Wie werden die Arbeiter und Arbeiterinnen von der Gesellschaft gesehen? 


Die Wahrnehmung ist ambivalent. Auf der nationalen Ebene werden vor allem die Arbeiterinnen gefeiert. Sie werden als tüchtige Frauen dargestellt, und Bangladesch kann sich so als Land des „women empowerment“ präsentieren. Im offiziellen Diskurs sind sie die Heldinnen der Hauptexportindustrie Bangladeschs. Auch die westlichen Firmen stellen ihre Industrie als emanzipatorisch dar. Aber im Alltag werden sie als Menschen mit schwacher Moral und ohne Kleidergeschmack angesehen. Es sind sehr fragile Menschen, die auf verschiedenen Ebenen ausgebeutet werden. Männliche Vorgesetzte, die sich an den Arbeiterinnen vergreifen, wissen, dass dies keine strafrechtlichen Folgen hat. Konkret, im Alltagsleben, stehen die Fabrikarbeiterinnen und -arbeiter vor einem ausbeuterischen System.

Sagen sie das als Doktorand aus Europa, als gebürtiger Bangladescher oder als Aktivist? 


Natürlich hat die Forschung mich und mein Denken verändert. Ich bin in Dhaka aufgewachsen, wo die Fabriken zum Stadtbild gehören, aber sie gehörten nicht zu meiner Lebensrealität. Sie waren in einem gewissen Sinne weit entfernt. Was mich auch beschäftigte, war der Bruch zwischen dem akademischen Interesse, der Arbeit der Gewerkschaften und dem, was es wirklich bedeutet, in solch einem ausbeuterischen Kontext leben zu müssen, wie sich das anfühlt. Ich würde nicht sagen, dass ich ein Aktivist wurde, aber ich versuche, mit verschiedenen Mitteln auf diese Arbeitsverhältnisse und globalen Zusammenhänge aufmerksam zu machen.
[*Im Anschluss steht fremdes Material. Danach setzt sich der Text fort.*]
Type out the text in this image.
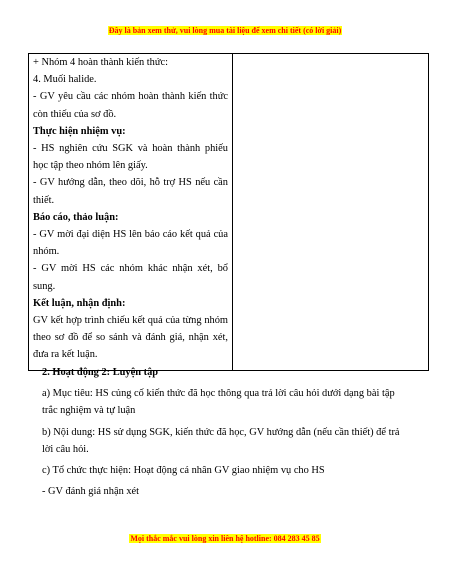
Đây là bản xem thử, vui lòng mua tài liệu để xem chi tiết (có lời giải)

+ Nhóm 4 hoàn thành kiến thức:

4. Muối halide.

- GV yêu cầu các nhóm hoàn thành kiến thức còn thiếu của sơ đồ.

Thực hiện nhiệm vụ:

- HS nghiên cứu SGK và hoàn thành phiếu học tập theo nhóm lên giấy.

- GV hướng dẫn, theo dõi, hỗ trợ HS nếu cần thiết.

Báo cáo, thảo luận:

- GV mời đại diện HS lên báo cáo kết quả của nhóm.

- GV mời HS các nhóm khác nhận xét, bổ sung.

Kết luận, nhận định:

GV kết hợp trình chiếu kết quả của từng nhóm theo sơ đồ để so sánh và đánh giá, nhận xét, đưa ra kết luận.

2. Hoạt động 2: Luyện tập

a) Mục tiêu: HS củng cố kiến thức đã học thông qua trả lời câu hỏi dưới dạng bài tập trắc nghiệm và tự luận

b) Nội dung: HS sử dụng SGK, kiến thức đã học, GV hướng dẫn (nếu cần thiết) để trả lời câu hỏi.

c) Tổ chức thực hiện: Hoạt động cá nhân GV giao nhiệm vụ cho HS

- GV đánh giá nhận xét

Mọi thắc mắc vui lòng xin liên hệ hotline: 084 283 45 85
„Von meinem ersten Arbeitstag an waren die Konzerne präsent, sie sind direkt für die harten Arbeitsbedingungen verantwortlich.“

Heute gibt es in Bangladesch über 5.000 Textilfabriken, die für den Export produzieren. Sie beschäftigen über 4,6 Millionen Menschen. In welchem Kontext ist diese Industrie entstanden? 


Bangladesch ist seit 1971 ein Nationalstaat. Die Staatspolitik war zu Beginn eher von sozialistischen, demokratischen, säkularen und nationalen Ideologien geprägt. Mitte der 1970er Jahre kam jedoch das Militär an die Macht und stellte 15 Jahre lang die Regierung. Diese orientierte sich an der neoliberalen, auf Export gepolten Wirtschaftsideologie. Die Fabriken mögen sich geographisch in Bangladesch befinden, aber sie sind keine lokalen Akteure. Sie produzieren nicht für den lokalen Markt, und die Entscheidungen über Produktionsprozesse werden auf übernationaler Ebene getroffen. Ob Walmart und GAP oder Esprit, Zara und H&M, die Marken besitzen die Urheberrechte über ihre Produkte, verkaufen sie und verwalten die Profite. Die Industrie existiert nur, weil es Aufträge von diesen Global Players gibt. Von meinem ersten Arbeitstag an war mir ihre Omnipräsenz deutlich: Es kommen Anweisungen von den Marken, sie setzen Preise durch und geben Deadlines vor, damit die Regale pünktlich für die neue Saison gefüllt sind. Die Konzerne sind also direkt für die harten Arbeitsbedingungen verantwortlich.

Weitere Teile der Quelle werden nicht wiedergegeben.